A Sizzling, Cutting-Edge, Wildly Funky String Jazz Collaboration in Long Island City
It’s impossible to think of a more capsulizing moment for music in New York in 2021 than the concert in a Long Island City parking lot last Sunday. Overhead, the skies blackened, but on the ground, string quartet the Lotus Chamber Music Collective and jazz quartet Momentum joined in a wild, ecstatic collaboration that spoke to the indomitability of New York musicians creating the newest sounds around.
Lotus’ charismatic cellist, Sasha Ono, didn’t bother trying to hide how amped she was to finally be able to play her first concert since last year’s lockdown. The electricity shared by all eight players – perched on the back of a trailer and the bed of a battered 1963 Ford pickup – was pure unleashed cabin fever. This crew had obviously been playing and refining their chops during the time live music was criminalized here. And a big crowd had come out for the fireworks, defying the thunderclouds overhead.

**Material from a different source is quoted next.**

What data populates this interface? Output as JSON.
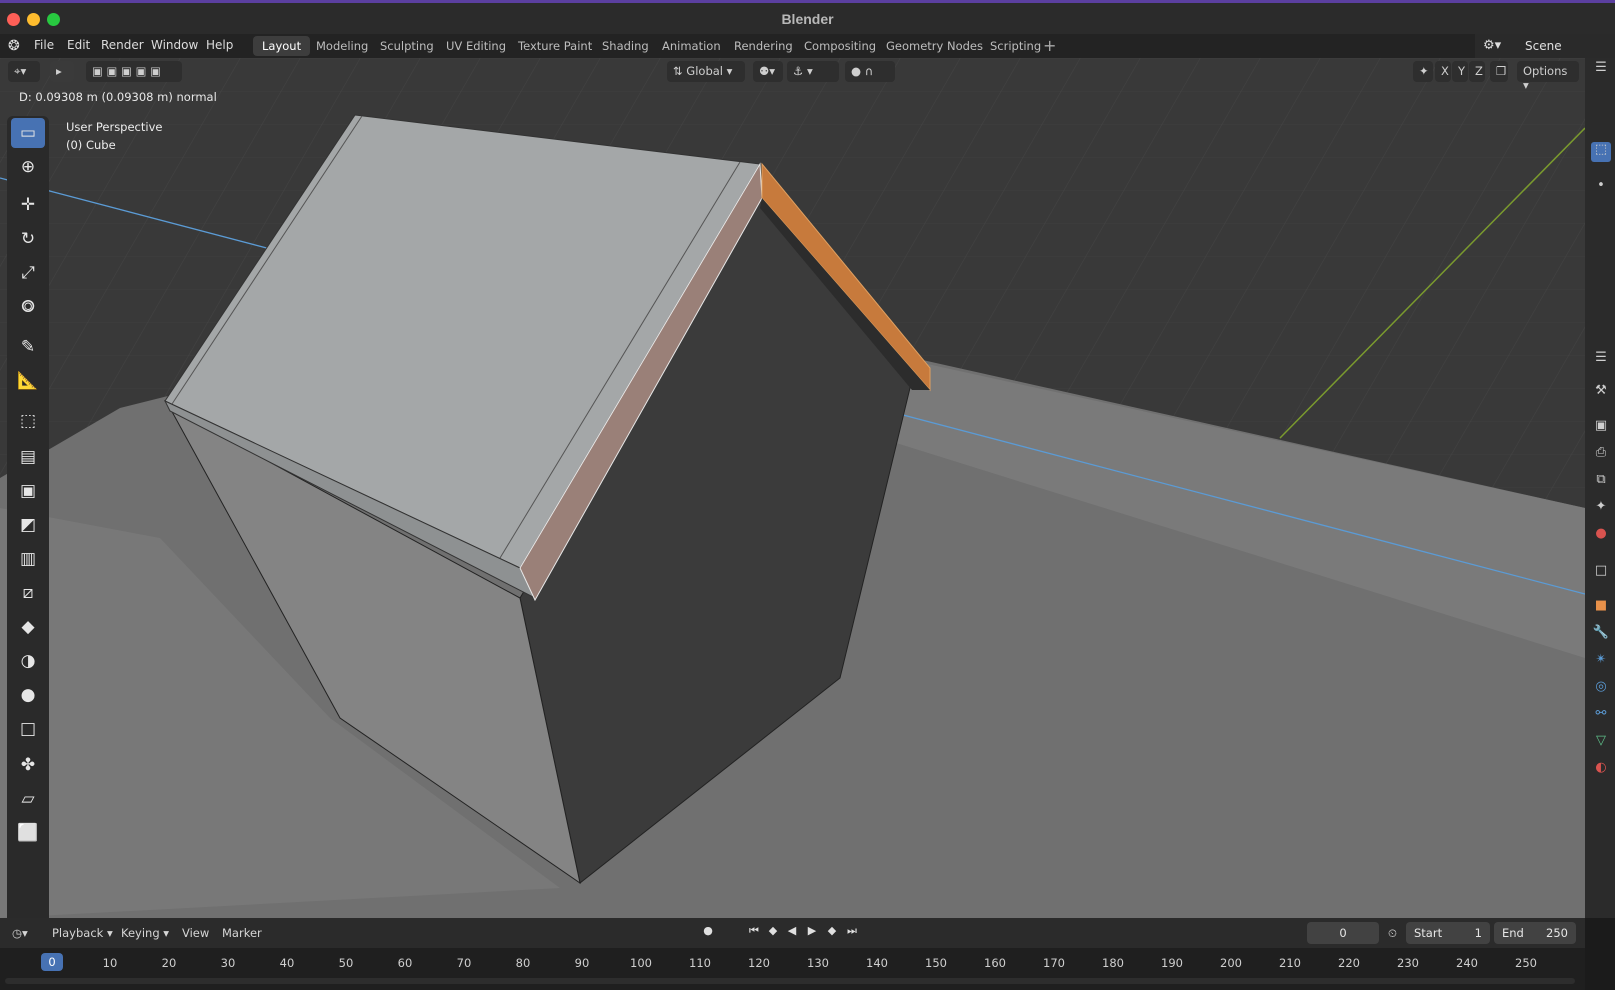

The quartet – which also included violinists Tiffany Weiss and Emily Frederick alongside violist Gizem Yucel – opened with a mixture of lushness and groove, Ono and Momentum bassist Isaac Levien doubling up on the fat low end riffage throughout most of JJ’s Dance, by drummer Elé Howell. It was a slinky, shapeshifting number that gave the band a long launching pad to rise through a blend of Afrobeat, trip-hop and psychedelic funk that drew a straight line back to Roy Ayers. From the back of the truck bed, guitarist Quintin Zoto drove it to a searing peak with a long, feral but erudite solo, capped off with some savage tremolo-picking.
Cultural Appropriation, by Julia Chen had a coy calypso bounce fueled by Howell’s loose-limbed clave, with a similarly slinky Levien bass solo, vibraphonist Grady Tesch rippling through what the clouds overhead were foreshadowing.
Ono told the crowd that she’d been inspired to come up with her arrangement of Dave Brubeck’s La Paloma Azul as a reflection on the South American refugee crisis, the strings introducing its lustrous initial theme followed by the rest of the ensemble’s lilting, bittersweet, Mexican folk-tinged rhythms.
The most ambitiously symphonic interlude of the afternoon was when the two groups mashed up Swing, Low Sweet Chariot with themes from Florence Price’s Five Folksongs in Counterpoint for String Quartet (her Symphony No. 1 was the most-played orchestral work by any American composer in the 1930s). Ono and Tesch had come up with that idea after doing a webcast focusing on Price, whose gospel and jazz-influenced music is getting a long-overdue revival. The highlight was Yucel’s stark viola solo amid the polyrhythms and the constant dynamic shifts.
The eight musicians closed the first set with a determined, lavishly funky take of Shunzo Ohno‘s Musashi, debuting string parts which the jazz legend had written for this performance. It was akin to a particularly energetic segment on the Crusaders’ live album with B.B. King, switching out King’s string-busting bent notes for a torrentially icy guitar attack channeled through Zoto’s chorus pedal. Welcome to the future of serious concert music in New York, 2021: if this is any indication, it’s going to be a hot summer.
The more-or-less weekly outdoor series in the parking lot out behind Culture Lab, 5-25 46th Ave in Long Island City continues at 5 PM tonight, July 24 with careening, microtonally-tinged electric blues band Jane Lee Hooker. The space is just down the block from LIC Bar, further toward the water; take the 7 to Vernon Blvd.